Ketika memasuki ruang makan, Bagas langsung beringsut bergeser ke kursi di samping Amelia. Dy tertawa menyadari bungsu keluarga itu memandang Ray dengan khawatir.

"Mbak Sri udah dijemput tadi?" tanya Dy pada Bagas.

"Udah, Kang Man yang jemput," jawab Bagas.

Ray duduk di samping Dy, berseberangan dengan posisi duduk Bagas, "Telingamu kenapa?" tanya Ray mendapati telinga Bagas agak memerah.

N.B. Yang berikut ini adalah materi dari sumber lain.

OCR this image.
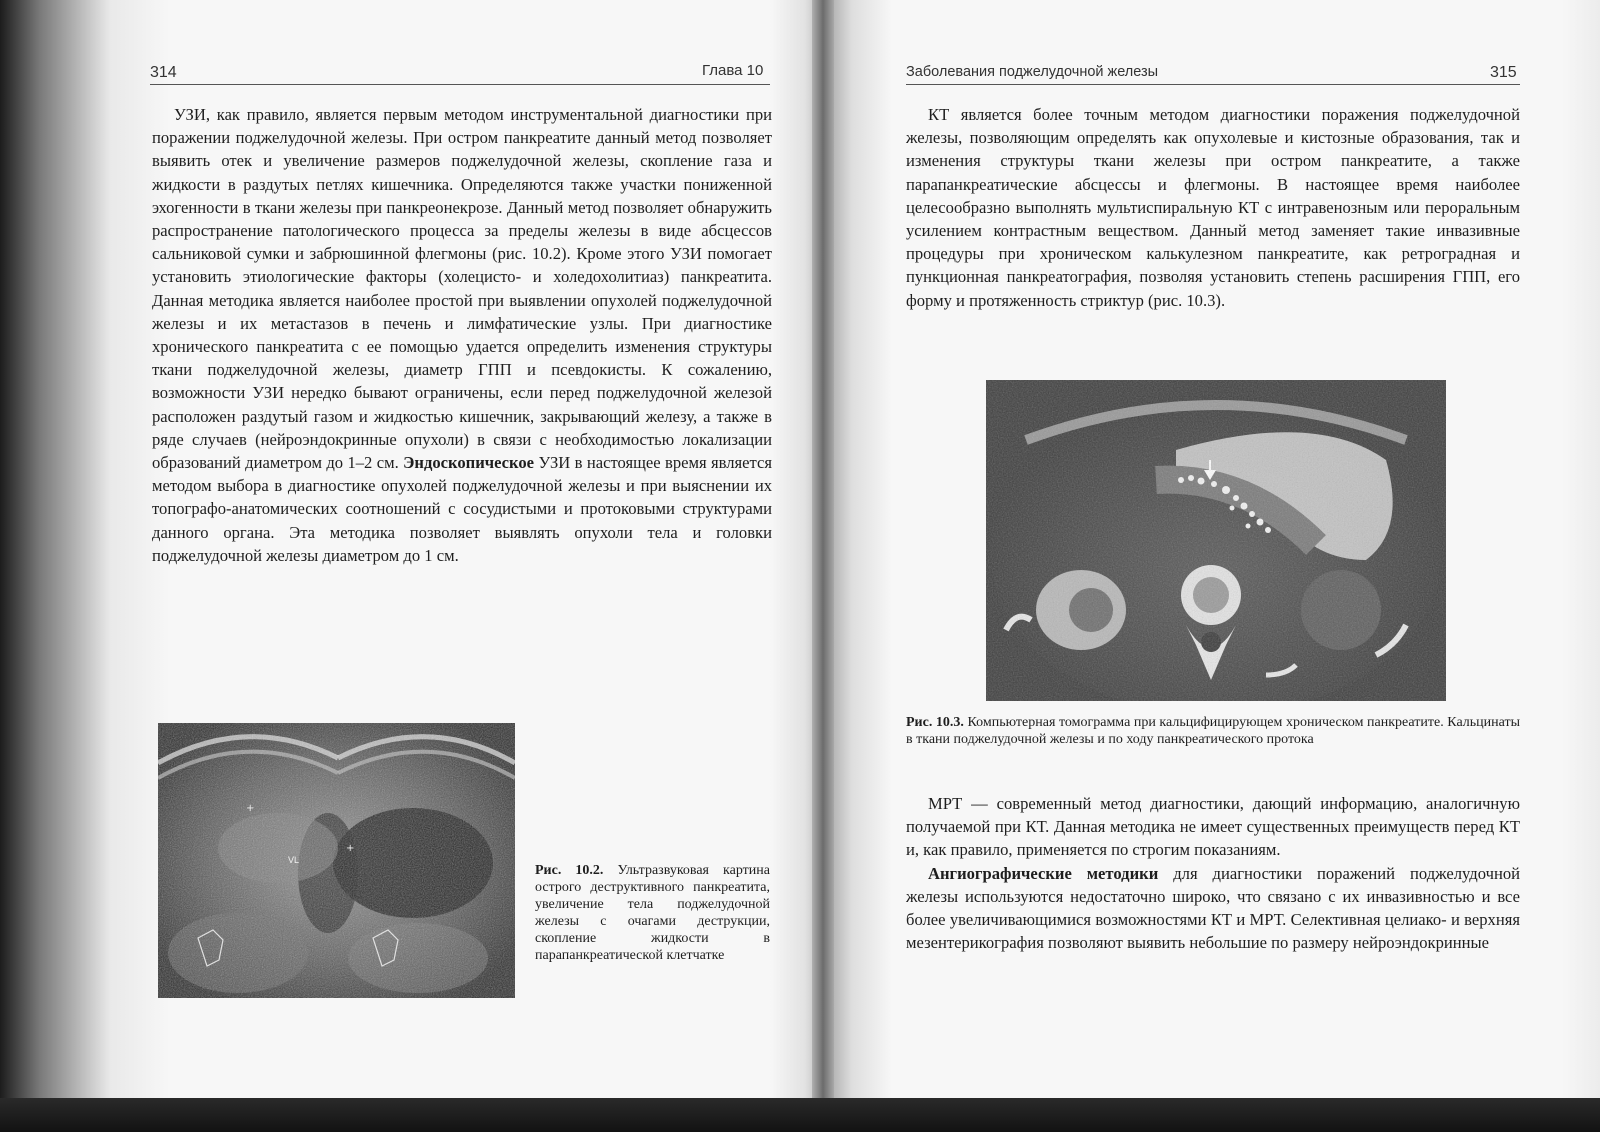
314	Глава 10

УЗИ, как правило, является первым методом инструментальной диагностики при поражении поджелудочной железы. При остром панкреатите данный метод позволяет выявить отек и увеличение размеров поджелудочной железы, скопление газа и жидкости в раздутых петлях кишечника. Определяются также участки пониженной эхогенности в ткани железы при панкреонекрозе. Данный метод позволяет обнаружить распространение патологического процесса за пределы железы в виде абсцессов сальниковой сумки и забрюшинной флегмоны (рис. 10.2). Кроме этого УЗИ помогает установить этиологические факторы (холецисто- и холедохолитиаз) панкреатита. Данная методика является наиболее простой при выявлении опухолей поджелудочной железы и их метастазов в печень и лимфатические узлы. При диагностике хронического панкреатита с ее помощью удается определить изменения структуры ткани поджелудочной железы, диаметр ГПП и псевдокисты. К сожалению, возможности УЗИ нередко бывают ограничены, если перед поджелудочной железой расположен раздутый газом и жидкостью кишечник, закрывающий железу, а также в ряде случаев (нейроэндокринные опухоли) в связи с необходимостью локализации образований диаметром до 1–2 см. Эндоскопическое УЗИ в настоящее время является методом выбора в диагностике опухолей поджелудочной железы и при выяснении их топографо-анатомических соотношений с сосудистыми и протоковыми структурами данного органа. Эта методика позволяет выявлять опухоли тела и головки поджелудочной железы диаметром до 1 см.

VL
+
+
Рис. 10.2. Ультразвуковая картина острого деструктивного панкреатита, увеличение тела поджелудочной железы с очагами деструкции, скопление жидкости в парапанкреатической клетчатке
Заболевания поджелудочной железы	315

КТ является более точным методом диагностики поражения поджелудочной железы, позволяющим определять как опухолевые и кистозные образования, так и изменения структуры ткани железы при остром панкреатите, а также парапанкреатические абсцессы и флегмоны. В настоящее время наиболее целесообразно выполнять мультиспиральную КТ с интравенозным или пероральным усилением контрастным веществом. Данный метод заменяет такие инвазивные процедуры при хроническом калькулезном панкреатите, как ретроградная и пункционная панкреатография, позволяя установить степень расширения ГПП, его форму и протяженность стриктур (рис. 10.3).

Рис. 10.3. Компьютерная томограмма при кальцифицирующем хроническом панкреатите. Кальцинаты в ткани поджелудочной железы и по ходу панкреатического протока

МРТ — современный метод диагностики, дающий информацию, аналогичную получаемой при КТ. Данная методика не имеет существенных преимуществ перед КТ и, как правило, применяется по строгим показаниям.

Ангиографические методики для диагностики поражений поджелудочной железы используются недостаточно широко, что связано с их инвазивностью и все более увеличивающимися возможностями КТ и МРТ. Селективная целиако- и верхняя мезентерикография позволяют выявить небольшие по размеру нейроэндокринные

"Dijewer ibu, Mas..." kata Bagas dengan mimik wajah sedih.

"Ohh, bapak udah tahu?" tanya Ray pada Amelia yang langsung tertawa.

"Belum, bapak tadi pesta durian di belakang, belum sempat masuk rumah dapat telepon terus pergi sama Riz." Amelia memandang Bagas yang semakin melas di sampingnya. "Sementara masih selamat, coba kalau tadi langsung tahu, putus telingamu."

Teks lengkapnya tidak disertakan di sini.